Einleitung

PROWIMO ist ein prognostisches mesoskaliges Modell und ist vom physikalischen Inhalt vergleichbar mit den in Deutschland eingeführten Modellen METRAS-PC und FITNAH. 

Das Modell PROWIMO ist validiert (Flassak 2016, 2018) nach Richtlinie VDI 3783 Blatt 7. 

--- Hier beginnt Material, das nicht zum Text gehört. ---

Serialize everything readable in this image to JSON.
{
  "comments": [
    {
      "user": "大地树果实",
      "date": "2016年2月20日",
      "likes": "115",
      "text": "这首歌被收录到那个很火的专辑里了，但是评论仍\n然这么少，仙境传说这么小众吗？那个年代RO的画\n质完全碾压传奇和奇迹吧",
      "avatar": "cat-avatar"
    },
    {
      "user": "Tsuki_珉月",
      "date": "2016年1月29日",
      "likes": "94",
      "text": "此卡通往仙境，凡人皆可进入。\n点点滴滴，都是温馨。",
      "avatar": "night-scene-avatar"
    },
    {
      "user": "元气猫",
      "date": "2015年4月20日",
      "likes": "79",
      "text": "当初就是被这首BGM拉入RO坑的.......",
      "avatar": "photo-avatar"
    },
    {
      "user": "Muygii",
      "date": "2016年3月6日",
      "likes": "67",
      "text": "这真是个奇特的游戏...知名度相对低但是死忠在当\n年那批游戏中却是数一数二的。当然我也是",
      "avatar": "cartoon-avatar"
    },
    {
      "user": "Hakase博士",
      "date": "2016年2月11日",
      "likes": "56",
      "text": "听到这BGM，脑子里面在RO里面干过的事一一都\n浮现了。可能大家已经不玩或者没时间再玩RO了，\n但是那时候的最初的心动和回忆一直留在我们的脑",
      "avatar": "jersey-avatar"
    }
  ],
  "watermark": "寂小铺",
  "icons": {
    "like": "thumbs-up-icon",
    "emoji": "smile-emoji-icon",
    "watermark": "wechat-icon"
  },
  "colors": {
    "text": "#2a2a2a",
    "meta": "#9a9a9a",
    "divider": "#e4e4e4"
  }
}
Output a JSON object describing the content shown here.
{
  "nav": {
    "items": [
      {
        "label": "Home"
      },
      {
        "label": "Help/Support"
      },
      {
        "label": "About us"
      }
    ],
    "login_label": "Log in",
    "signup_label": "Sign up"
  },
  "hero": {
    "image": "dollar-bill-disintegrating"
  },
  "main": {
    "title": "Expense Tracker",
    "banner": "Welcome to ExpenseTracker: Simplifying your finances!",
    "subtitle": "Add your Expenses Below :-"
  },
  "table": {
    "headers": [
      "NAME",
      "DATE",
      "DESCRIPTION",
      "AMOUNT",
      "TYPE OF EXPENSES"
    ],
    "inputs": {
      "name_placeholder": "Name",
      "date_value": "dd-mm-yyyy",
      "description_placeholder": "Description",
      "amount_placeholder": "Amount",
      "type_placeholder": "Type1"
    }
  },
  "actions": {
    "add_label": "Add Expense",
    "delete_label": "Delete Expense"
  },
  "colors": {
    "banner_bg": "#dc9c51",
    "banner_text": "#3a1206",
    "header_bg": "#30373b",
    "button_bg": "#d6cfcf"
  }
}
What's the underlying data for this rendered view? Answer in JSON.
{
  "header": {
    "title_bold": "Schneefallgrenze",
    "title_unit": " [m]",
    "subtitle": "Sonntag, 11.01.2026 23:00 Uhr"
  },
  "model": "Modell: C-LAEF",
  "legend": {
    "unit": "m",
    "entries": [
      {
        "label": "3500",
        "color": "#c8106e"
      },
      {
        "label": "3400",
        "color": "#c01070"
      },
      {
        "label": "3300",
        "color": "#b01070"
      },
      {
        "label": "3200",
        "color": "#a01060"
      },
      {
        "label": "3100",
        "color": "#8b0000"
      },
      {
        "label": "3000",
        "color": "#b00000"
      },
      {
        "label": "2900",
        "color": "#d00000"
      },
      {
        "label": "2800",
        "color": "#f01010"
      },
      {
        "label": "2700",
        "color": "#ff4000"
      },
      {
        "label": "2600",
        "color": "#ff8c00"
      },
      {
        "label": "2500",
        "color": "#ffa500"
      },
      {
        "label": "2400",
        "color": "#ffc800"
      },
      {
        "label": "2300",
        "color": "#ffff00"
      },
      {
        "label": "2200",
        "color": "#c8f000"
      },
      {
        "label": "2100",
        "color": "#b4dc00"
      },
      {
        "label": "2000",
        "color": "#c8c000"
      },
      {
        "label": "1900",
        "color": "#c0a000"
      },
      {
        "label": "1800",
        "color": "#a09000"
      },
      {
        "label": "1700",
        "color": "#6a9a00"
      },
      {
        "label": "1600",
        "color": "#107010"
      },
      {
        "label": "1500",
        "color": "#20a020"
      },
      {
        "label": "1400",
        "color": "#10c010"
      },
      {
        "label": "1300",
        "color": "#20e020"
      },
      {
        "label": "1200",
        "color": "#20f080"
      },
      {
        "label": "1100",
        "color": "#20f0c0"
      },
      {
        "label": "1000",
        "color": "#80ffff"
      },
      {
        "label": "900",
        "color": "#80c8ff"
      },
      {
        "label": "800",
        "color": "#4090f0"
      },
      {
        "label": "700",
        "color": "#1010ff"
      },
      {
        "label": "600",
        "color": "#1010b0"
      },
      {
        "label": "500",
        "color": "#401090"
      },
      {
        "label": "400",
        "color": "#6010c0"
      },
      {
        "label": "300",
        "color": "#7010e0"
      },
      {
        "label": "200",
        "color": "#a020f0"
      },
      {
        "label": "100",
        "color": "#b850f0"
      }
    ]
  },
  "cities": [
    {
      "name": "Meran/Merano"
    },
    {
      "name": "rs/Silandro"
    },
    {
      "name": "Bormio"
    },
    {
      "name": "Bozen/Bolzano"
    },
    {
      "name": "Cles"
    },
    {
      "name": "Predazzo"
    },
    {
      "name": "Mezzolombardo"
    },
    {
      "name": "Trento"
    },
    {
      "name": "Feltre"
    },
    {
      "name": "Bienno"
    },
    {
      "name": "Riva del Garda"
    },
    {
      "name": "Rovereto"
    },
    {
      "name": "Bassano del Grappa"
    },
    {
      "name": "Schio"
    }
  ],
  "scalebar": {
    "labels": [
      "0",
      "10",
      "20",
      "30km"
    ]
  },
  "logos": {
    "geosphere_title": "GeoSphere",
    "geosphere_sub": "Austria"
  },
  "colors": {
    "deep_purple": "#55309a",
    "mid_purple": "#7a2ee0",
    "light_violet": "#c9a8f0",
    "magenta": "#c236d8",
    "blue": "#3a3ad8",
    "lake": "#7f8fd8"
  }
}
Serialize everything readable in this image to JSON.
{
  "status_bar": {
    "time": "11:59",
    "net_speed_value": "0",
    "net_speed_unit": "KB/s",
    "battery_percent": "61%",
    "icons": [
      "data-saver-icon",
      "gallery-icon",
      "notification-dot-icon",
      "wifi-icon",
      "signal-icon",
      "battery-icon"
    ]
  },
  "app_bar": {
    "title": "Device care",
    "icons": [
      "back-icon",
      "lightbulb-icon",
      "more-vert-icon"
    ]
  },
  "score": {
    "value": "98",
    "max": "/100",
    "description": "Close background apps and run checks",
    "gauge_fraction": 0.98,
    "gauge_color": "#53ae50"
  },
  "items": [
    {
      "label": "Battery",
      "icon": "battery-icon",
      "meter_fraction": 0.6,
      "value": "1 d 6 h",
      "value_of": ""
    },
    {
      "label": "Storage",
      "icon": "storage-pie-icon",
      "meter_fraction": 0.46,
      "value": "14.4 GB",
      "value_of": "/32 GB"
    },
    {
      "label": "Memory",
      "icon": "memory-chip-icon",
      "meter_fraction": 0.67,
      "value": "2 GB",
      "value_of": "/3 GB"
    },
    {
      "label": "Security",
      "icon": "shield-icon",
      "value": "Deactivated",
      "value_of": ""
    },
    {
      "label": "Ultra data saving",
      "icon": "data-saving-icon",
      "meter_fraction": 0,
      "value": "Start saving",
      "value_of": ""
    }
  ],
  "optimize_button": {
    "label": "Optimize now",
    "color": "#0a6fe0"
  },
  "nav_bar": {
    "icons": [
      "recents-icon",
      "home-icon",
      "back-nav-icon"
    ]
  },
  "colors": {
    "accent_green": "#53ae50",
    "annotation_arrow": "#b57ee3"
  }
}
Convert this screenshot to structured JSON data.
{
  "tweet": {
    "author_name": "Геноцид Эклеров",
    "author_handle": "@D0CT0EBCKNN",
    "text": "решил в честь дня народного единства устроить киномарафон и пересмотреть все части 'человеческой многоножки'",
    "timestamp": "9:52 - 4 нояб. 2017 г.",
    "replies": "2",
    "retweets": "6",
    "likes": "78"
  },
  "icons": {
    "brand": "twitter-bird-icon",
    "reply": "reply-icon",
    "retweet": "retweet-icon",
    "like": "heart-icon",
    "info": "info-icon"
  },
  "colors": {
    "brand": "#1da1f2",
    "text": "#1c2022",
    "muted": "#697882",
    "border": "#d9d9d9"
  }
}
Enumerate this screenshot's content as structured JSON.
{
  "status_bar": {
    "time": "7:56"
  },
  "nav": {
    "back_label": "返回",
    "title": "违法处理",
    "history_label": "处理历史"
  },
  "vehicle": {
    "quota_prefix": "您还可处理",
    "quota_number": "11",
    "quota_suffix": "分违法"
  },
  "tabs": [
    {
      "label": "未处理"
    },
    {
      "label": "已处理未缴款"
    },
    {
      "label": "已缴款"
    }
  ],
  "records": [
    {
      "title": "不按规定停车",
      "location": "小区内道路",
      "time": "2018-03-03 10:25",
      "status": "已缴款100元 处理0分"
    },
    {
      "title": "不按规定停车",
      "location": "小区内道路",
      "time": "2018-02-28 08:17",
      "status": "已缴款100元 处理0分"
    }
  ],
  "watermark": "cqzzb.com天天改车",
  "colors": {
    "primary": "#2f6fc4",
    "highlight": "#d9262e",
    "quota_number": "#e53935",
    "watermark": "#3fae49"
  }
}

Das Modell PROWIMO basiert auf Flassak (1990) und wurde in letzter Zeit im Büro komplett neu programmiert und erweitert. Zum Beispiel werden für klimatologische Bewertungen die Größen PMV (Predicted Mean Vote) und die "gefühlte Temperatur" nach VDI 3787 Blatt 2 (2008) bestimmt. PROWIMO ist geeignet, lokal vorherrschende Strömungs- und Temperaturverhältnisse hinreichend genau zu modellieren. Das Modell bietet die Möglichkeiten, individuell auf standortspezifische Gegebenheiten angepasst zu werden.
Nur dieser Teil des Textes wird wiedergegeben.